Dear dear AS people, I am very moved by your posts. My teenage son has some Aspie traits (had more when he was smaller); is academically brilliant; kind; warm; loyal; thoughtful (sometimes I think he understands me best in my family of husband and 2 other neurotypical kids) but has always had trouble making and keeping friends and "reading" social situations. We have always avoided seeking a diagnosis because we haven't wanted to label him, because he has progressively learned to deal better with the world, and because he only has some of the characteristics. I am afraid a dx would give him more pain and grief than benefit. But he is off to university in October (science) and I worry about how he will manage socially without the family cocoon. Luckily he is not going too far away, and we will keep in close touch, but any advice about how to help him with horrible teenage social life would be very welcome.. Last night I couldn't sleep because he got a brush off from a friend on the phone and was very upset--said he felt he was losing his last two friends...

ancientmiddleagedmum · 07/04/2008 12:55

God seacritter - I feel for your DS. I have a DSD of 12 with HFA who is just entering those awful teenage years (my DS is 5 and autistic, so I have it all to come again with him).
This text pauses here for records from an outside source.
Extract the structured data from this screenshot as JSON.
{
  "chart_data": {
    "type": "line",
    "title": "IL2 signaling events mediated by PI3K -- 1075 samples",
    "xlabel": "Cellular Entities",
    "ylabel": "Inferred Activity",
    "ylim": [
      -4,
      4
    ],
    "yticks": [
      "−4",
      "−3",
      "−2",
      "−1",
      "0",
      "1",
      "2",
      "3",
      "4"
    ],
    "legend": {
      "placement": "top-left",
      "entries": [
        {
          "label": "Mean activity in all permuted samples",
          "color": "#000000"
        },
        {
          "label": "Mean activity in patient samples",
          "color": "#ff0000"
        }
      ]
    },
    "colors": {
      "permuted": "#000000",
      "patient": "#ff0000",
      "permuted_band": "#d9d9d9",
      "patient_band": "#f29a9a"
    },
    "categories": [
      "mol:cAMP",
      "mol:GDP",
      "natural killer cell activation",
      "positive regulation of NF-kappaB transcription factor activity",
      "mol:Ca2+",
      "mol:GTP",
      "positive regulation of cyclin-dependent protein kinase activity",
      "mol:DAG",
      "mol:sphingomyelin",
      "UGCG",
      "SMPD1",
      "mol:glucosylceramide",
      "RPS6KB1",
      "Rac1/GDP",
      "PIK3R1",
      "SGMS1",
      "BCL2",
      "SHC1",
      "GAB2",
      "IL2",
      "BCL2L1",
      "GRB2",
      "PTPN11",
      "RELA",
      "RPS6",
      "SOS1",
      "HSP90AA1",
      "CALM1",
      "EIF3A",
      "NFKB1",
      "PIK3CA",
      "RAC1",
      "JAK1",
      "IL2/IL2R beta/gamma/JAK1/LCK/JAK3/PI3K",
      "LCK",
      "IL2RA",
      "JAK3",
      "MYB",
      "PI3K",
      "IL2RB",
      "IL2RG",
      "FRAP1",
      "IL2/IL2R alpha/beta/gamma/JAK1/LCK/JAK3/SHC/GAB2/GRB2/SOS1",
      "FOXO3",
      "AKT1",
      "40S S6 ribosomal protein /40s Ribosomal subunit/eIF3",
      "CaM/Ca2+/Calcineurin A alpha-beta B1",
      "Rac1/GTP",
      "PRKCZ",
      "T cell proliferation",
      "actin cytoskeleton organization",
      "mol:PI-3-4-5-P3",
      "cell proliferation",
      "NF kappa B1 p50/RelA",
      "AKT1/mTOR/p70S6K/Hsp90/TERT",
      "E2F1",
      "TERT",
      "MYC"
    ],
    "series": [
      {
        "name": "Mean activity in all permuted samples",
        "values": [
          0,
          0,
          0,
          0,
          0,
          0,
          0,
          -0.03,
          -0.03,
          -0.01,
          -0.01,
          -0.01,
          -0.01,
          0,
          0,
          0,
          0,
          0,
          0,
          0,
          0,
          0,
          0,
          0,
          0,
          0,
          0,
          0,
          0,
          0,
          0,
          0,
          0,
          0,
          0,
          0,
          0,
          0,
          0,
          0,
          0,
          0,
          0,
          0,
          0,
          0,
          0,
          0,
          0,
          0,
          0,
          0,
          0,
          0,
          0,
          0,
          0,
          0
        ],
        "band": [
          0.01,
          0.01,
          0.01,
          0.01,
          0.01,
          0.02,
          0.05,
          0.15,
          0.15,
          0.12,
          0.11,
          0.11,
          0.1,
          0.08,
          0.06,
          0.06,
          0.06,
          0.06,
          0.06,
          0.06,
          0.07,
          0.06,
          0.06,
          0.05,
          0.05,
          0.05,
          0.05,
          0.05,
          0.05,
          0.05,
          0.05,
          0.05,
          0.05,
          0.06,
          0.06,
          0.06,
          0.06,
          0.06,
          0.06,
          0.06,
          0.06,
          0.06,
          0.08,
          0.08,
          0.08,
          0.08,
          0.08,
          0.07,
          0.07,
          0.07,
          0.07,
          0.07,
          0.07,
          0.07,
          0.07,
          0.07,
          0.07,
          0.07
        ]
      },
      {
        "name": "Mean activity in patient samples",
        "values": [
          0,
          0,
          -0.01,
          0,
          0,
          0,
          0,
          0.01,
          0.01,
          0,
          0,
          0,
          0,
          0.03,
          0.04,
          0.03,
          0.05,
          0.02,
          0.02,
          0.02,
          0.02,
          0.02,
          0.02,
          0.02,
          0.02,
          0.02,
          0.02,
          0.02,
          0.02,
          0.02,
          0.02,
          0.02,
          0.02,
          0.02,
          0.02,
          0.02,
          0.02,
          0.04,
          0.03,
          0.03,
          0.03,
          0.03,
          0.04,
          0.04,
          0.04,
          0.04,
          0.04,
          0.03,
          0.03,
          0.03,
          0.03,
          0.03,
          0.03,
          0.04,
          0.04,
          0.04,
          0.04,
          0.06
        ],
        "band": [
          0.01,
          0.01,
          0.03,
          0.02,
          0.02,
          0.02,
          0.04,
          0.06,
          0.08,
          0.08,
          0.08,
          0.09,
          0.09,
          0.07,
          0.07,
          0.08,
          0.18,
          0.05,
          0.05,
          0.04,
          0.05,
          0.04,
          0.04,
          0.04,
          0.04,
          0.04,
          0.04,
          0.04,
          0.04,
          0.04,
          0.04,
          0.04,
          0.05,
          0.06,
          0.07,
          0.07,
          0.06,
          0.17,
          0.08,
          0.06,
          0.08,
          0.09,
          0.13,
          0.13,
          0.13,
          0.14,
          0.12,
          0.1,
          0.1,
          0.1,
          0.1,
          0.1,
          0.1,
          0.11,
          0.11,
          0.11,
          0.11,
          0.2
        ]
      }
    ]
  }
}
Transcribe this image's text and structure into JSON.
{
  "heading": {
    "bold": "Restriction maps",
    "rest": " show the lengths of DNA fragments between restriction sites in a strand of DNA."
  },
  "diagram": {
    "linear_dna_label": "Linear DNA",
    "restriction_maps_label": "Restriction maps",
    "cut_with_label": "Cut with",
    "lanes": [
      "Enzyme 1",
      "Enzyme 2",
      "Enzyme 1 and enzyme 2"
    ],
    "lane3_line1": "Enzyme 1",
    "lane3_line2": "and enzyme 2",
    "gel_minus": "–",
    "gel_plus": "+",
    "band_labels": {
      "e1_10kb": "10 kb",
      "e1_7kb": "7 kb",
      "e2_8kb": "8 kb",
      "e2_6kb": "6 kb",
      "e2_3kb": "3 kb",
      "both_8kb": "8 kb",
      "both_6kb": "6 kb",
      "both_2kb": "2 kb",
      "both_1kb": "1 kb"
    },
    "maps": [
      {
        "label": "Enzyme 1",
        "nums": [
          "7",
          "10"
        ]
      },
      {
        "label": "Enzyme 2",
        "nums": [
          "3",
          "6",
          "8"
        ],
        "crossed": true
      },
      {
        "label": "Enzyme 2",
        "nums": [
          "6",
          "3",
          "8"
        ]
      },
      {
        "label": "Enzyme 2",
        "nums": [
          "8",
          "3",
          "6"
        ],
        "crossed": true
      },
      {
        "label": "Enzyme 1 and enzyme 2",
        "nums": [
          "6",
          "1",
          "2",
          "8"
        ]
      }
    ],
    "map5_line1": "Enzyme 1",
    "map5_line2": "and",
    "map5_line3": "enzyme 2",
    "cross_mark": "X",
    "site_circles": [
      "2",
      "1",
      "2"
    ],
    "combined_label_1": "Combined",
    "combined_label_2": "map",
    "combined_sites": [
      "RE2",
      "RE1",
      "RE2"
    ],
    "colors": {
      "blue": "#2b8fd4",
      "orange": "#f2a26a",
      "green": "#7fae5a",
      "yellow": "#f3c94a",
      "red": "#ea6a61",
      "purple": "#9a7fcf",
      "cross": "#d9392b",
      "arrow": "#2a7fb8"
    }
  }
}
The only thing I try and tell her is have lots of friends but don't go in for best friends, as that causes harm even in NF kids (I remember huge friendship pain and rifts in my own teens). Find a few kind people at uni, don't get too close to the people you meet in the very first week as they may not turn out to be your real friends (that was quite good advice given me when I started Uni)and just ask questions and be interested in the other person's interests rather than just talking about yourself. Teenage years are hard for all, but especially when social stuff is difficult for you on top of it!

seacritter · 07/04/2008 13:04

Thanks ancientmiddleagedmum...I wish you luck with yours...that's good advice about a few kind people and asking about other people's interests (not always a strong point). He has on the whole been good at choosing the right friends. But now they've gone all feral and hunt in packs making quickfire jokes and don't really include him. I only hope there will be a better time later, as he has always got on well with adults...and a kind, patient girl in the lab one day...

nikos · 07/04/2008 13:27

I know you don't want to label him, but more and more universities are aware of Aspergers now. Could you search his universities web site and see if they do anything specific.
Is he aware of Aspergers? If he is accepting that he has these traits, there are a lot of chat groups on the web for young people with Aspergers.

nikos · 07/04/2008 13:28

He sounds lovely by the way and as if he just needs to meet the right group of people and he will be fine.

seacritter · 07/04/2008 14:46

Thanks--interestingly it turns out his university does have a (new) support service for Aspergers students...but there is still the hurdle of deciding whether to talk to him in those terms. There is less stigma attached among academics and scientists, which is how he sees himself, but I don't want him to 'give up' on the NT world or decide that he can't learn to swim in it.